Step	Hyp	Ref	Expression
1		oveq1 6657	. . . . 5 ⊢ (𝑥 = 𝐴 → (𝑥 ·𝑜 𝐵) = (𝐴 ·𝑜 𝐵))
2		oveq2 6658	. . . . 5 ⊢ (𝑥 = 𝐴 → (𝐵 ·𝑜 𝑥) = (𝐵 ·𝑜 𝐴))
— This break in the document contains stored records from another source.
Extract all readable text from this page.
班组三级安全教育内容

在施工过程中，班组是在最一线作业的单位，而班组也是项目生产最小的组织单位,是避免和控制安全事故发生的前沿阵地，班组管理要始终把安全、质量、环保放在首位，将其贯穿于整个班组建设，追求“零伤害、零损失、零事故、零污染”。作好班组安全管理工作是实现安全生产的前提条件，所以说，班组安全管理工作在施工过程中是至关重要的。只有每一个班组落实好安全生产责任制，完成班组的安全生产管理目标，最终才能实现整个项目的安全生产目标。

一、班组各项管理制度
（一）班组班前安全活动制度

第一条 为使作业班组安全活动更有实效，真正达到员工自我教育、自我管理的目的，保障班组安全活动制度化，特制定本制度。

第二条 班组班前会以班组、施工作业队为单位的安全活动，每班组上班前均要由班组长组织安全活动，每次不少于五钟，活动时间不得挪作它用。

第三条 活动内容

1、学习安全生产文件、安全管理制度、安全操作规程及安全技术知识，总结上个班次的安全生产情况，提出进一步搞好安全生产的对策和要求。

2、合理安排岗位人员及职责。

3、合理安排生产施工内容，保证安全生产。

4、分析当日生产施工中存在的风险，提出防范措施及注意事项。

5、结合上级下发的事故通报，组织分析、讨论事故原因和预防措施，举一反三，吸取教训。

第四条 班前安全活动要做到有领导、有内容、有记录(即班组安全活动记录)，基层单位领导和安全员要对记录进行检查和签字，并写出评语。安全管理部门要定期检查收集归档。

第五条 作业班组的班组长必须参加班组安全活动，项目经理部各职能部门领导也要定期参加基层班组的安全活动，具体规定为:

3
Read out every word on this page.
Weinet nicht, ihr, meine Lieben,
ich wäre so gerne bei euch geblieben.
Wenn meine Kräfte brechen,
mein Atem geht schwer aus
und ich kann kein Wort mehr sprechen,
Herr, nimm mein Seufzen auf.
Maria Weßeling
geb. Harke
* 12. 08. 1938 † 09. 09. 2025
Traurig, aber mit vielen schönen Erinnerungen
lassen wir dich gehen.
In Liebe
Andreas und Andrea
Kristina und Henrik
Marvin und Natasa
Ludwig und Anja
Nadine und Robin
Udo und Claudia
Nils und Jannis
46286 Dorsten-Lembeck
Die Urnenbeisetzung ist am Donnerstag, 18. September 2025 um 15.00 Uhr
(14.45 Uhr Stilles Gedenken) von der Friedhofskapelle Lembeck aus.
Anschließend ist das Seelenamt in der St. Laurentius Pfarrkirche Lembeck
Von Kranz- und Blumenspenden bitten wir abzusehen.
3	1, 2	eqeq12d 2637	. . . 4 ⊢ (𝑥 = 𝐴 → ((𝑥 ·𝑜 𝐵) = (𝐵 ·𝑜 𝑥) ↔ (𝐴 ·𝑜 𝐵) = (𝐵 ·𝑜 𝐴)))
4	3	imbi2d 330	. . 3 ⊢ (𝑥 = 𝐴 → ((𝐵 ∈ ω → (𝑥 ·𝑜 𝐵) = (𝐵 ·𝑜 𝑥)) ↔ (𝐵 ∈ ω → (𝐴 ·𝑜 𝐵) = (𝐵 ·𝑜 𝐴))))
5		oveq1 6657	. . . . 5 ⊢ (𝑥 = ∅ → (𝑥 ·𝑜 𝐵) = (∅ ·𝑜 𝐵))
6		oveq2 6658	. . . . 5 ⊢ (𝑥 = ∅ → (𝐵 ·𝑜 𝑥) = (𝐵 ·𝑜 ∅))
7	5, 6	eqeq12d 2637	. . . 4 ⊢ (𝑥 = ∅ → ((𝑥 ·𝑜 𝐵) = (𝐵 ·𝑜 𝑥) ↔ (∅ ·𝑜 𝐵) = (𝐵 ·𝑜 ∅)))
8		oveq1 6657	. . . . 5 ⊢ (𝑥 = 𝑦 → (𝑥 ·𝑜 𝐵) = (𝑦 ·𝑜 𝐵))
9		oveq2 6658	. . . . 5 ⊢ (𝑥 = 𝑦 → (𝐵 ·𝑜 𝑥) = (𝐵 ·𝑜 𝑦))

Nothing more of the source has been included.